The French government has admitted that it will not meet its budget target for the year 2013. Instead of the original aim of 3 percent of new debt it is now projecting 3.7 percent. It will not implement significant additional cuts in order not to deepen the recession. One in ten adults and almost one in three young people are already unemployed in France.
President Holland has stressed, however, that he will continue the course of austerity. “The right economic strategy is to stay on this deficit reduction track without doing anything that can weaken growth,” Hollande said during a public appearance in Dijon. “That is the essence of the dialogue I have undertaken with the European Commission: to stay the course, nothing more, nothing less.”
Nevertheless, he has been vigorously attacked by the German government and the Bundesbank. Bundesbank President Jens Weidmann accused the French government of allowing its reforms to stall. “Particularly in the big countries it is important that there is a signal that the new [stability and growth pact] commitments are taken seriously,” he said.
In Germany, where a federal election takes place in September, the Conservative and neo-liberal parties in government are competing with the social democratic and Green opposition parties about who is promoting the harshest austerity measures.
In the presence of former Chancellor Gerhard Schröder, the SPD recently celebrated the tenth anniversary of its Agenda 2010, which created a huge low-wage sector and massively drove down wage levels. SPD parliamentary leader Frank-Walter Steinmeier boasted that Germany had thereby gained a huge competitive advantage over Italy, France and Spain.
According to an analysis conducted by the the US-based bank JPMorgan Chase, since the introduction of the euro the real exchange rate in Germany has fallen by 16.4 percent due to low wages, while the French rate has risen by 4.5 percent. This, the bank explains, is behind the success of the German export industry.
Every German party, whether in government or opposition is determined to continue this destructive race to the bottom at the expense of the working class. This is the cause of the growing tensions within the European Union, despite the fact that governments are largely in agreement when it comes to attacks on the working class.
The EU has only been able to impose its devastating austerity policies so far because the massive opposition to it has no independent political outlet. The responsibility lies with the unions and allegedly left and pseudo-left parties which suppress social resistance, divert it into harmless channels and—dressed up with a few critical phrases—defend the austerity measures the European Union.

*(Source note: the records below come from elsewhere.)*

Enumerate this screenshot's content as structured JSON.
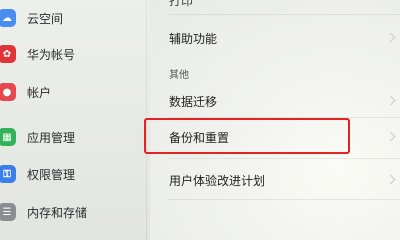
{
  "sidebar": {
    "items": [
      {
        "label": "云空间",
        "icon": "cloud-icon",
        "color": "#4b8cf0"
      },
      {
        "label": "华为帐号",
        "icon": "huawei-icon",
        "color": "#e0333a"
      },
      {
        "label": "帐户",
        "icon": "account-icon",
        "color": "#e5484d"
      },
      {
        "label": "应用管理",
        "icon": "apps-icon",
        "color": "#34b25a"
      },
      {
        "label": "权限管理",
        "icon": "permission-icon",
        "color": "#3c7ee8"
      },
      {
        "label": "内存和存储",
        "icon": "storage-icon",
        "color": "#8a8d92"
      }
    ]
  },
  "main": {
    "top_partial": "打印",
    "accessibility": "辅助功能",
    "section_other": "其他",
    "data_migration": "数据迁移",
    "backup_reset": "备份和重置",
    "user_experience": "用户体验改进计划"
  },
  "colors": {
    "highlight": "#e32222"
  }
}
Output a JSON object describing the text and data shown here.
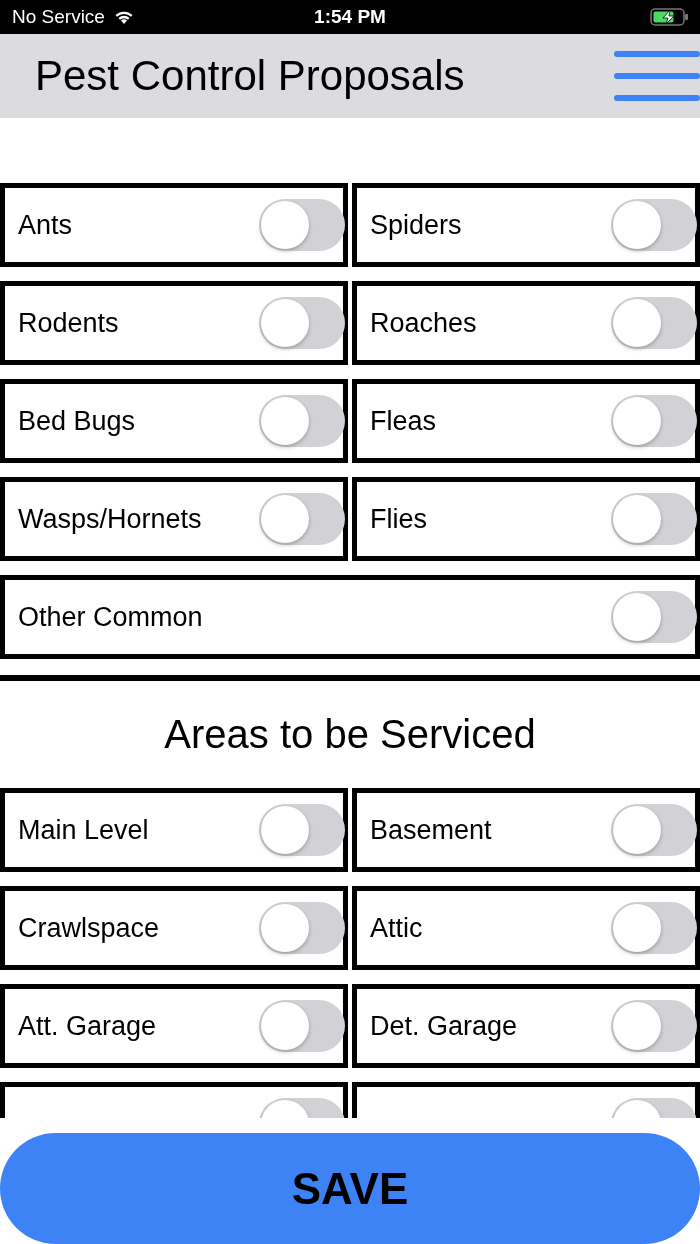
{
  "status_bar": {
    "carrier": "No Service",
    "time": "1:54 PM",
    "charging": true
  },
  "header": {
    "title": "Pest Control Proposals"
  },
  "pests": [
    {
      "label": "Ants",
      "on": false
    },
    {
      "label": "Spiders",
      "on": false
    },
    {
      "label": "Rodents",
      "on": false
    },
    {
      "label": "Roaches",
      "on": false
    },
    {
      "label": "Bed Bugs",
      "on": false
    },
    {
      "label": "Fleas",
      "on": false
    },
    {
      "label": "Wasps/Hornets",
      "on": false
    },
    {
      "label": "Flies",
      "on": false
    },
    {
      "label": "Other Common",
      "on": false,
      "kind": "wide"
    }
  ],
  "areas": {
    "heading": "Areas to be Serviced",
    "items": [
      {
        "label": "Main Level",
        "on": false
      },
      {
        "label": "Basement",
        "on": false
      },
      {
        "label": "Crawlspace",
        "on": false
      },
      {
        "label": "Attic",
        "on": false
      },
      {
        "label": "Att. Garage",
        "on": false
      },
      {
        "label": "Det. Garage",
        "on": false
      },
      {
        "on": false
      },
      {
        "on": false
      }
    ]
  },
  "save_button": {
    "label": "SAVE"
  }
}
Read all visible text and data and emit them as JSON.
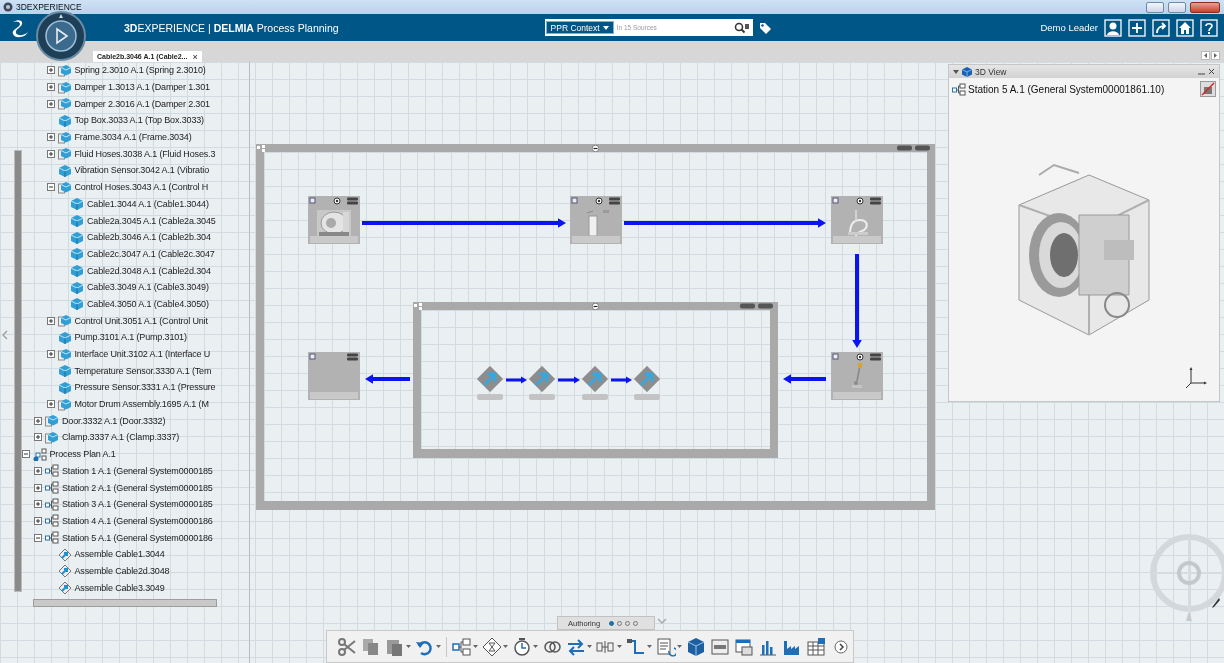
{
  "window": {
    "title": "3DEXPERIENCE"
  },
  "header": {
    "brand": "**3D**EXPERIENCE | **DELMIA** Process Planning",
    "search": {
      "context": "PPR Context",
      "placeholder": "In 15 Sources"
    },
    "user": "Demo Leader"
  },
  "tabs": [
    {
      "label": "Cable2b.3046 A.1 (Cable2...",
      "close": "×",
      "selected": true
    }
  ],
  "tree": {
    "items": [
      {
        "children": [
          {
            "children": [
              {
                "label": "Spring 2.3010 A.1 (Spring 2.3010)",
                "kind": "assembly",
                "expanded": false
              },
              {
                "label": "Damper 1.3013 A.1 (Damper 1.301",
                "kind": "assembly",
                "expanded": false
              },
              {
                "label": "Damper 2.3016 A.1 (Damper 2.301",
                "kind": "assembly",
                "expanded": false
              },
              {
                "label": "Top Box.3033 A.1 (Top Box.3033)",
                "kind": "part"
              },
              {
                "label": "Frame.3034 A.1 (Frame.3034)",
                "kind": "assembly",
                "expanded": false
              },
              {
                "label": "Fluid Hoses.3038 A.1 (Fluid Hoses.3",
                "kind": "assembly",
                "expanded": false
              },
              {
                "label": "Vibration Sensor.3042 A.1 (Vibratio",
                "kind": "part"
              },
              {
                "label": "Control Hoses.3043 A.1 (Control H",
                "kind": "assembly",
                "expanded": true,
                "children": [
                  {
                    "label": "Cable1.3044 A.1 (Cable1.3044)",
                    "kind": "part"
                  },
                  {
                    "label": "Cable2a.3045 A.1 (Cable2a.3045",
                    "kind": "part"
                  },
                  {
                    "label": "Cable2b.3046 A.1 (Cable2b.304",
                    "kind": "part"
                  },
                  {
                    "label": "Cable2c.3047 A.1 (Cable2c.3047",
                    "kind": "part"
                  },
                  {
                    "label": "Cable2d.3048 A.1 (Cable2d.304",
                    "kind": "part"
                  },
                  {
                    "label": "Cable3.3049 A.1 (Cable3.3049)",
                    "kind": "part"
                  },
                  {
                    "label": "Cable4.3050 A.1 (Cable4.3050)",
                    "kind": "part"
                  }
                ]
              },
              {
                "label": "Control Unit.3051 A.1 (Control Unit",
                "kind": "assembly",
                "expanded": false
              },
              {
                "label": "Pump.3101 A.1 (Pump.3101)",
                "kind": "part"
              },
              {
                "label": "Interface Unit.3102 A.1 (Interface U",
                "kind": "assembly",
                "expanded": false
              },
              {
                "label": "Temperature Sensor.3330 A.1 (Tem",
                "kind": "part"
              },
              {
                "label": "Pressure Sensor.3331 A.1 (Pressure",
                "kind": "part"
              },
              {
                "label": "Motor Drum Assembly.1695 A.1 (M",
                "kind": "assembly",
                "expanded": false
              }
            ]
          },
          {
            "label": "Door.3332 A.1 (Door.3332)",
            "kind": "assembly",
            "expanded": false
          },
          {
            "label": "Clamp.3337 A.1 (Clamp.3337)",
            "kind": "assembly",
            "expanded": false
          }
        ]
      },
      {
        "label": "Process Plan A.1",
        "kind": "plan",
        "expanded": true,
        "children": [
          {
            "label": "Station 1 A.1 (General System0000185",
            "kind": "system",
            "expanded": false
          },
          {
            "label": "Station 2 A.1 (General System0000185",
            "kind": "system",
            "expanded": false
          },
          {
            "label": "Station 3 A.1 (General System0000185",
            "kind": "system",
            "expanded": false
          },
          {
            "label": "Station 4 A.1 (General System0000186",
            "kind": "system",
            "expanded": false
          },
          {
            "label": "Station 5 A.1 (General System0000186",
            "kind": "system",
            "expanded": true,
            "children": [
              {
                "label": "Assemble Cable1.3044",
                "kind": "operation"
              },
              {
                "label": "Assemble Cable2d.3048",
                "kind": "operation"
              },
              {
                "label": "Assemble Cable3.3049",
                "kind": "operation"
              }
            ]
          }
        ]
      }
    ]
  },
  "diagram": {
    "stations": [
      {
        "kind": "picture"
      },
      {
        "kind": "picture"
      },
      {
        "kind": "picture"
      },
      {
        "kind": "picture"
      },
      {
        "kind": "empty"
      }
    ],
    "operations": [
      {
        "kind": "operation"
      },
      {
        "kind": "operation"
      },
      {
        "kind": "operation"
      },
      {
        "kind": "operation"
      }
    ]
  },
  "view_panel": {
    "title": "3D View",
    "item": "Station 5 A.1 (General System00001861.10)",
    "expanded": true
  },
  "toolbar": {
    "section": "Authoring",
    "pages": [
      {
        "selected": true
      },
      {
        "selected": false
      },
      {
        "selected": false
      },
      {
        "selected": false
      }
    ],
    "groups": [
      {
        "tools": [
          {
            "menu": false
          },
          {
            "menu": false
          },
          {
            "menu": true
          },
          {
            "menu": true
          }
        ]
      },
      {
        "tools": [
          {
            "menu": true
          },
          {
            "menu": true
          },
          {
            "menu": true
          },
          {
            "menu": false
          },
          {
            "menu": true
          },
          {
            "menu": true
          },
          {
            "menu": true
          },
          {
            "menu": true
          },
          {
            "menu": false
          },
          {
            "menu": false
          },
          {
            "menu": false
          },
          {
            "menu": false
          },
          {
            "menu": false
          },
          {
            "menu": false
          }
        ]
      }
    ]
  }
}
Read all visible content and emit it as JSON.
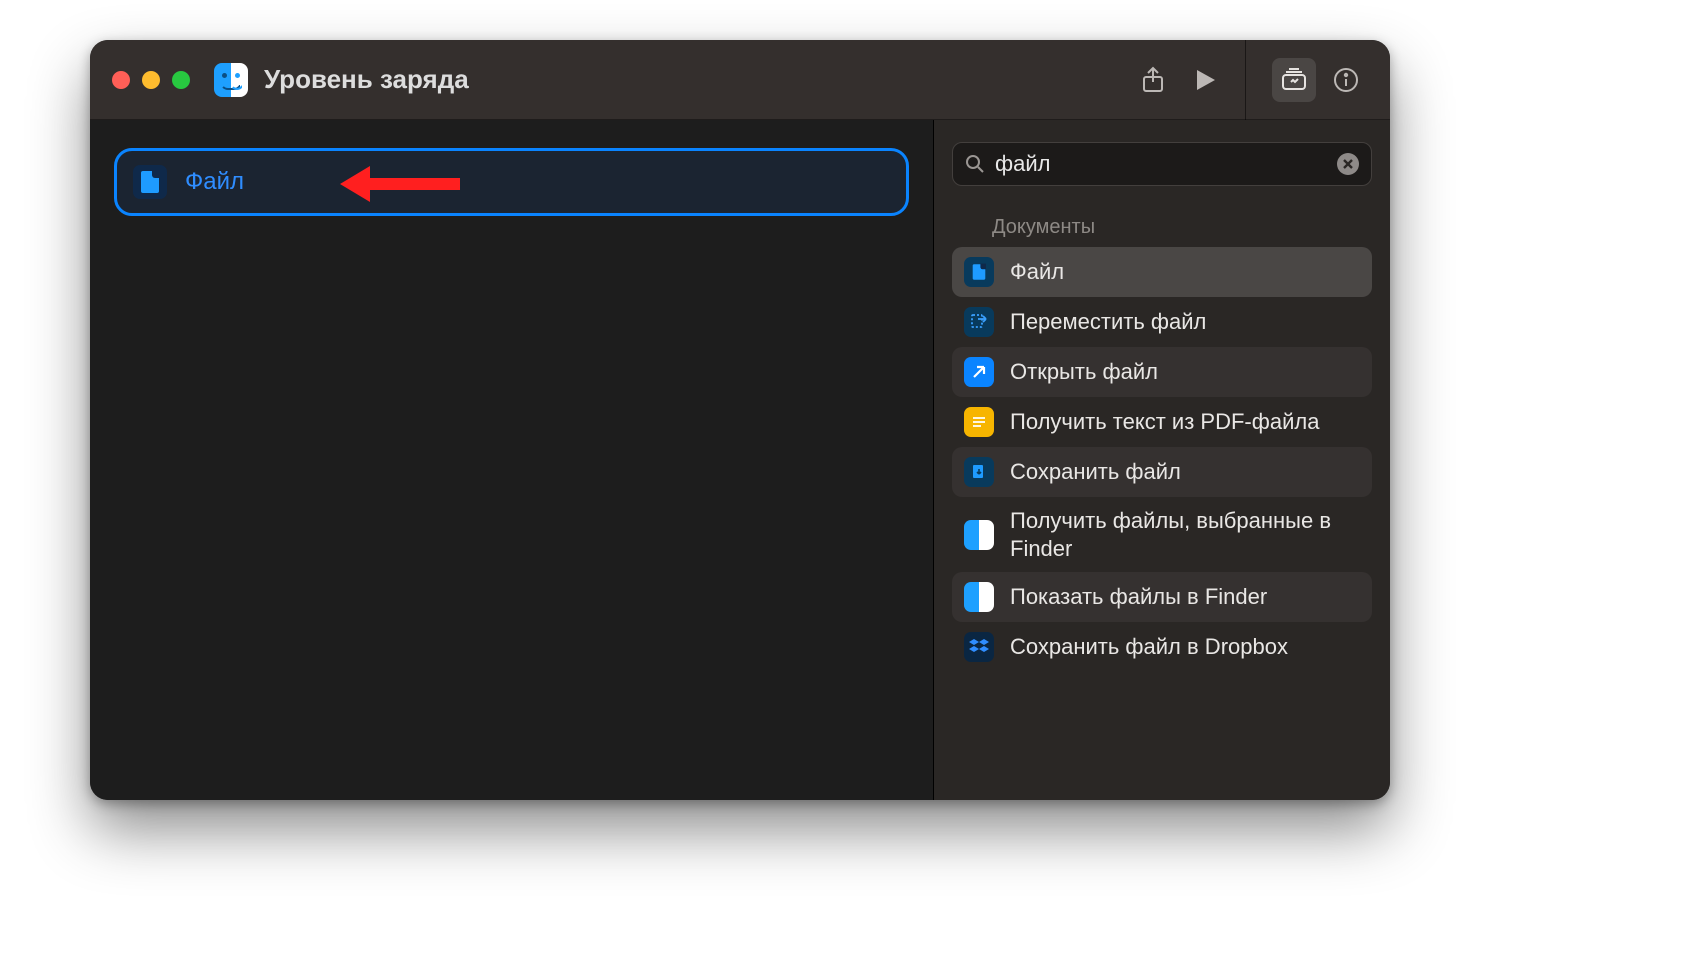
{
  "header": {
    "title": "Уровень заряда"
  },
  "canvas": {
    "tile_label": "Файл"
  },
  "sidebar": {
    "search_value": "файл",
    "section_label": "Документы",
    "results": [
      {
        "label": "Файл",
        "icon": "file"
      },
      {
        "label": "Переместить файл",
        "icon": "move"
      },
      {
        "label": "Открыть файл",
        "icon": "open"
      },
      {
        "label": "Получить текст из PDF-файла",
        "icon": "pdf"
      },
      {
        "label": "Сохранить файл",
        "icon": "save"
      },
      {
        "label": "Получить файлы, выбранные в Finder",
        "icon": "finder"
      },
      {
        "label": "Показать файлы в Finder",
        "icon": "finder"
      },
      {
        "label": "Сохранить файл в Dropbox",
        "icon": "dropbox"
      }
    ]
  }
}
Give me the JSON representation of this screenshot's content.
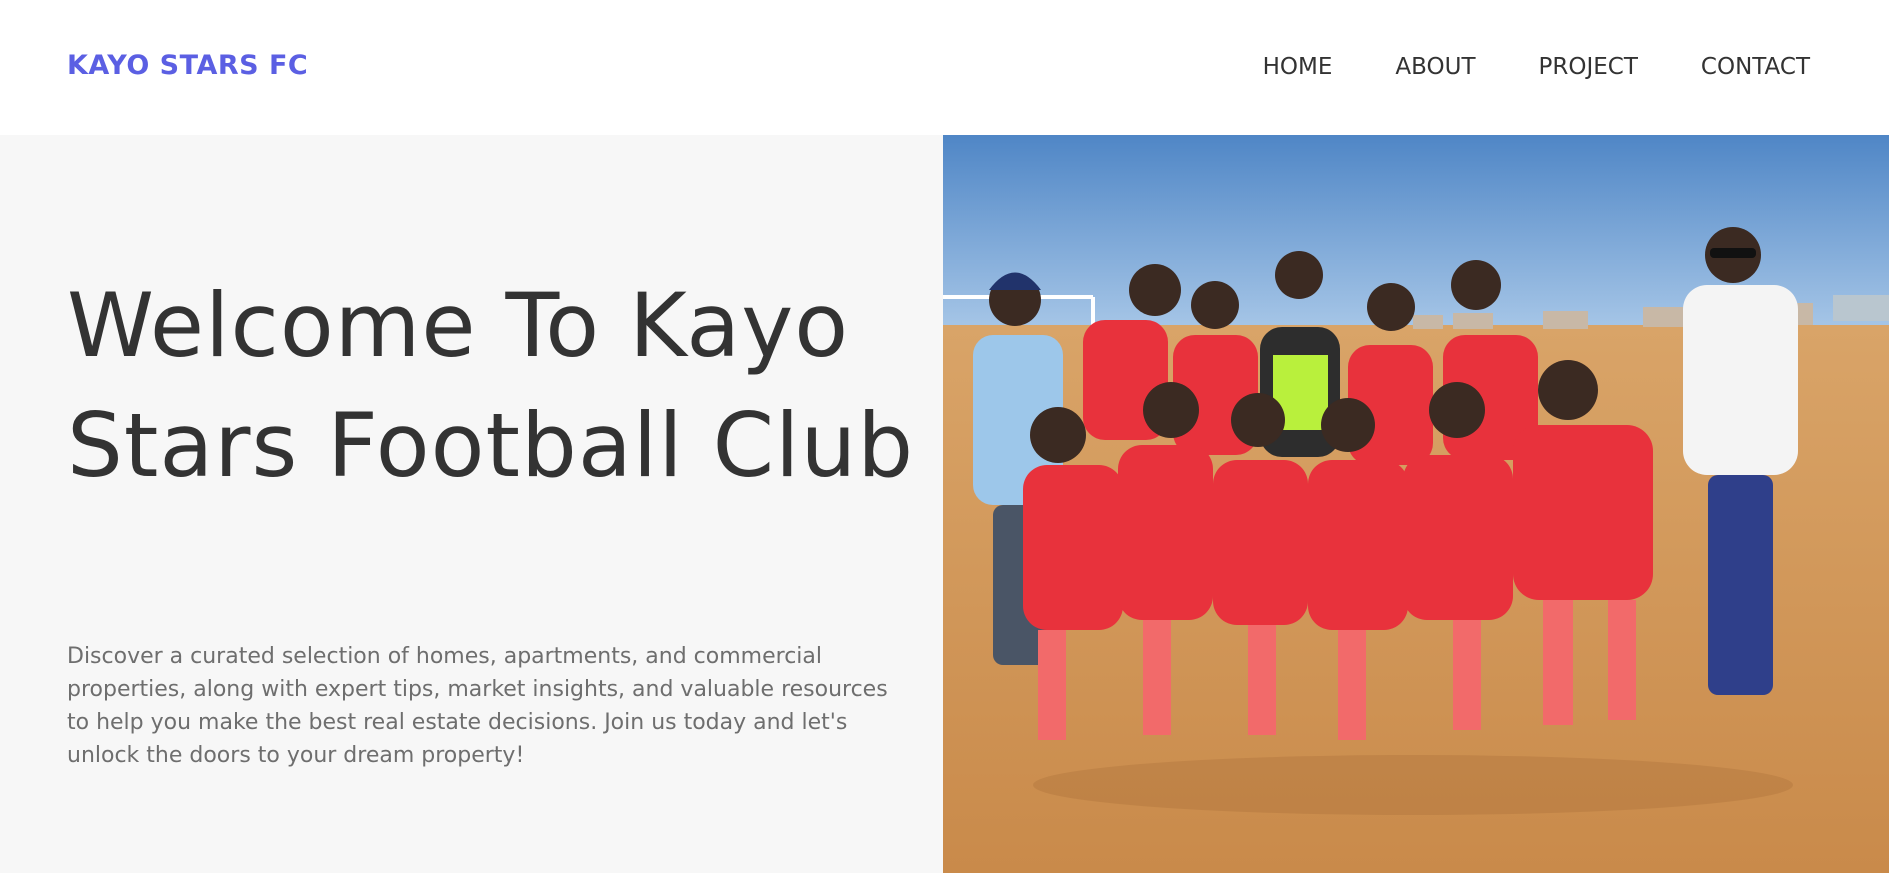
{
  "nav": {
    "brand": "KAYO STARS FC",
    "links": [
      "HOME",
      "ABOUT",
      "PROJECT",
      "CONTACT"
    ]
  },
  "hero": {
    "title": "Welcome To Kayo Stars Football Club",
    "description": "Discover a curated selection of homes, apartments, and commercial properties, along with expert tips, market insights, and valuable resources to help you make the best real estate decisions. Join us today and let's unlock the doors to your dream property!"
  },
  "colors": {
    "brand": "#5b5fe3",
    "hero_bg": "#f7f7f7",
    "jersey": "#e8323c"
  }
}
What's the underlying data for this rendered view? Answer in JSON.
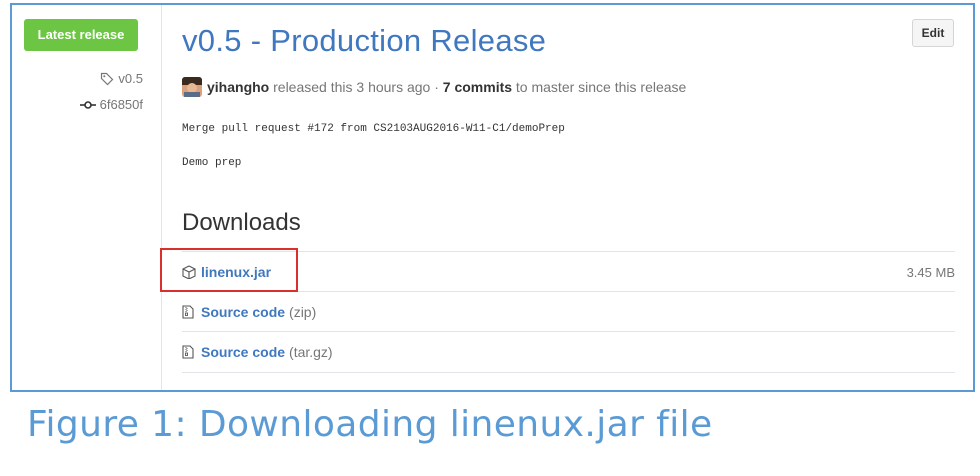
{
  "sidebar": {
    "badge_label": "Latest release",
    "tag_label": "v0.5",
    "commit_label": "6f6850f"
  },
  "release": {
    "title": "v0.5 - Production Release",
    "edit_label": "Edit",
    "author": "yihangho",
    "released_text": " released this 3 hours ago · ",
    "commits_label": "7 commits",
    "since_text": " to master since this release",
    "body_line1": "Merge pull request #172 from CS2103AUG2016-W11-C1/demoPrep",
    "body_line2": "Demo prep"
  },
  "downloads": {
    "heading": "Downloads",
    "items": [
      {
        "label": "linenux.jar",
        "ext": "",
        "size": "3.45 MB",
        "icon": "package-icon"
      },
      {
        "label": "Source code",
        "ext": "(zip)",
        "size": "",
        "icon": "file-zip-icon"
      },
      {
        "label": "Source code",
        "ext": "(tar.gz)",
        "size": "",
        "icon": "file-zip-icon"
      }
    ]
  },
  "caption": "Figure 1: Downloading linenux.jar file",
  "colors": {
    "badge_green": "#6cc644",
    "link_blue": "#4078c0",
    "frame_blue": "#5b9bd5",
    "highlight_red": "#d9302c"
  }
}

In Italy, the Five-Star Movement of the comedian Beppe Grillo has benefited from the opposition to the austerity measures of the Monti government, because they were supported by all the successor organizations of the Communist Party. Grillo was successful because of his fierce polemics directed against all the established political parties and the EU. At the same time he advocates a very reactionary economic program. (See, “The political significance of Beppe Grillo’s Five-Star Movement”)
In other countries—such as Greece and Hungary—fascist movements have gained influence under conditions where the ostensible “left” defends and supports the European Union.
Neither the trade unions nor the pseudo-left movements, however, can prevent the growth of social tensions in Europe to explosive proportions. The most urgent task now is the building of a new revolutionary party that provides the opposition to austerity with a progressive perspective and unites the workers of Europe on the basis of a socialist program.